De forma surpreendente, Ambleside ficava movimentada no inverno por causa da sua pista de patinação especial de Natal, onde você podia patinar com os duendes do Papai Noel, além de ter um incrível tour de trem pela Cidade do Natal, uma estrutura decorada montada especialmente naquela época. No final, você ganhava um presente especial do próprio Papai Noel.
É claro que, como uma pequena implicância, convenci Harry de irmos em quase todas as atrações da praça principal da cidade. Na patinação no gelo, Harry teve como companhia um duende muito mais alto que ele, sério demais para rir dos desequilíbrios que o alfa sofria, e tampouco riu quando os dois esbarraram com um pinheiro de plástico no centro da pista, o que resultou em Harry caindo de uma forma muito desengonçada. Eu assegurei-me de seu bem-estar antes de cair na gargalhada sobre sua cara de tacho.
Já eu fiquei com uma beta muito simpática me guiando. Ela foi bastante cuidadosa, sobretudo após saber que eu tinha acabado de conceber quatro bebês, então foi fácil evitarmos cair. Quando terminamos o percurso todo, Harry reclamou por alguns minutos sobre seu instrutor, dizendo que “ele era alguém antipático demais para trabalhar com crianças. Ele nem sequer deu um sorriso”.
Para acalmar os ânimos de meu alfa, sugeri que comêssemos algumas mince pies que estavam sendo vendidas nas barraquinhas da praça. Harry mostrou-se um grande fã das tortinhas, portanto combinamos de prepará-las em casa, quando voltássemos para Londres.
— Louis — ele chamou enquanto caminhávamos de volta para o chalé.
— Hum?
— Por que viemos para Ambleside?
Suspirei, tentando não parecer ansioso demais.
— Nada em especial, eu só quis passar um tempo com você num lugar bacana antes da mansão ficar cheia de gente — dei de ombros. — Mais do que já está — acrescentei antes de rir.

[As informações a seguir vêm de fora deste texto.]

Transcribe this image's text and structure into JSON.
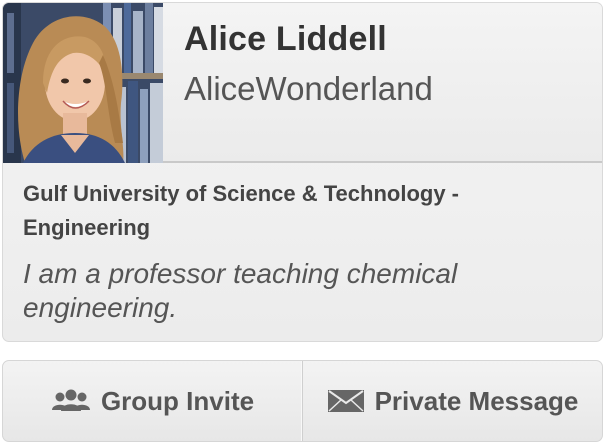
{
  "profile": {
    "name": "Alice Liddell",
    "username": "AliceWonderland",
    "organization": "Gulf University of Science & Technology - Engineering",
    "bio": "I am a professor teaching chemical engineering.",
    "avatar_icon": "profile-photo"
  },
  "actions": {
    "group_invite_label": "Group Invite",
    "group_invite_icon": "group-icon",
    "private_message_label": "Private Message",
    "private_message_icon": "envelope-icon"
  },
  "colors": {
    "text_primary": "#333333",
    "text_secondary": "#555555",
    "icon": "#666666"
  }
}
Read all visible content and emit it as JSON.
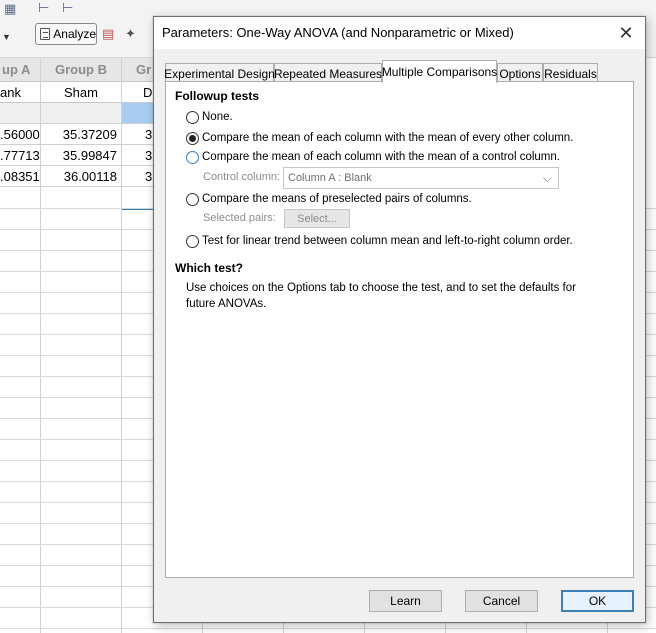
{
  "toolbar": {
    "analyze_label": "Analyze"
  },
  "sheet": {
    "columns": [
      {
        "header": "up A",
        "title": "ank"
      },
      {
        "header": "Group B",
        "title": "Sham"
      },
      {
        "header": "Gr",
        "title": "D"
      }
    ],
    "rows": [
      [
        ".56000",
        "35.37209",
        "3"
      ],
      [
        ".77713",
        "35.99847",
        "3"
      ],
      [
        ".08351",
        "36.00118",
        "3"
      ]
    ]
  },
  "dialog": {
    "title": "Parameters: One-Way ANOVA (and Nonparametric or Mixed)",
    "close_glyph": "✕",
    "tabs": [
      "Experimental Design",
      "Repeated Measures",
      "Multiple Comparisons",
      "Options",
      "Residuals"
    ],
    "active_tab": "Multiple Comparisons",
    "followup": {
      "title": "Followup tests",
      "options": [
        {
          "label": "None.",
          "checked": false
        },
        {
          "label": "Compare the mean of each column with the mean of every other column.",
          "checked": true
        },
        {
          "label": "Compare the mean of each column with the mean of a control column.",
          "checked": false
        },
        {
          "label": "Compare the means of preselected pairs of columns.",
          "checked": false
        },
        {
          "label": "Test for linear trend between column mean and left-to-right column order.",
          "checked": false
        }
      ],
      "control_column_label": "Control column:",
      "control_column_value": "Column A : Blank",
      "selected_pairs_label": "Selected pairs:",
      "select_button_label": "Select..."
    },
    "which_test": {
      "title": "Which test?",
      "description": "Use choices on the Options tab to choose the test, and to set the defaults for future ANOVAs."
    },
    "buttons": {
      "learn": "Learn",
      "cancel": "Cancel",
      "ok": "OK"
    }
  }
}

Continuamos o resto do caminho compartilhando um silêncio agradável, com poucas interrupções para conversar sobre coisas banais ou sobre algo que observávamos pelas ruelas da cidade. Era tudo bastante simples por lá, além de exalar uma energia acolhedora em quase todos os estabelecimentos.
Quando estivermos velhos e aposentados, não seria uma má ideia morarmos num lugar mais tranquilo do que Londres, pensei comigo mesmo ao observar um homem tirar a neve da calha de seu telhado junto com a filha.
Ao chegarmos ao chalé de Antonella, já era próximo da hora da janta. Pedi para que Harry preparasse a banheira para nós enquanto eu checava o cardápio com Mina e, mesmo que meu alfa tivesse estranhado aquilo, obedeceu sem questionar. Na realidade, eu estava indo confirmar com a beta se tudo o que eu havia pedido tinha sido comprado.
Com a confirmação de que, sim, as coisas estavam quase todas prontas, subi ansioso para o quarto. Harry tinha até mesmo separado uma troca de roupa para nós, e uma sensação quente tomou meu peito. Depois de tanto tempo na escuridão, perceber que eu poderia sempre contar com ele para ter amor e admiração era a melhor coisa para me reerguer.
— O que é o jantar? — Perguntou com sua voz grossa ao sair do banheiro. — Já está tudo pronto. Vem cá.
— Peixe e massa — respondi ao me aproximar dele, sempre tendo seus orbes verdes sobre mim.
Cruzei meus braços entre nós, pedindo silenciosamente para que apenas ele me envolvesse. E assim foi.
— Lobo preguiçoso — Harry riu sutilmente antes de me levantar no colo.
Fazendo tudo com bastante delicadeza, meu alfa sentou-me sobre a pia do banheiro e despiu-me. Pedi para que ele colocasse meu casaco sobre a cama, pois gostava bastante dele e queria usá-lo depois. Tendo retornado a mim, Harry também tirou suas próprias roupas. Desviei meus olhos, acometido por uma timidez sem sentido e inesperada, vendo que a banheira do chalé também tinha sido trocada por uma maior.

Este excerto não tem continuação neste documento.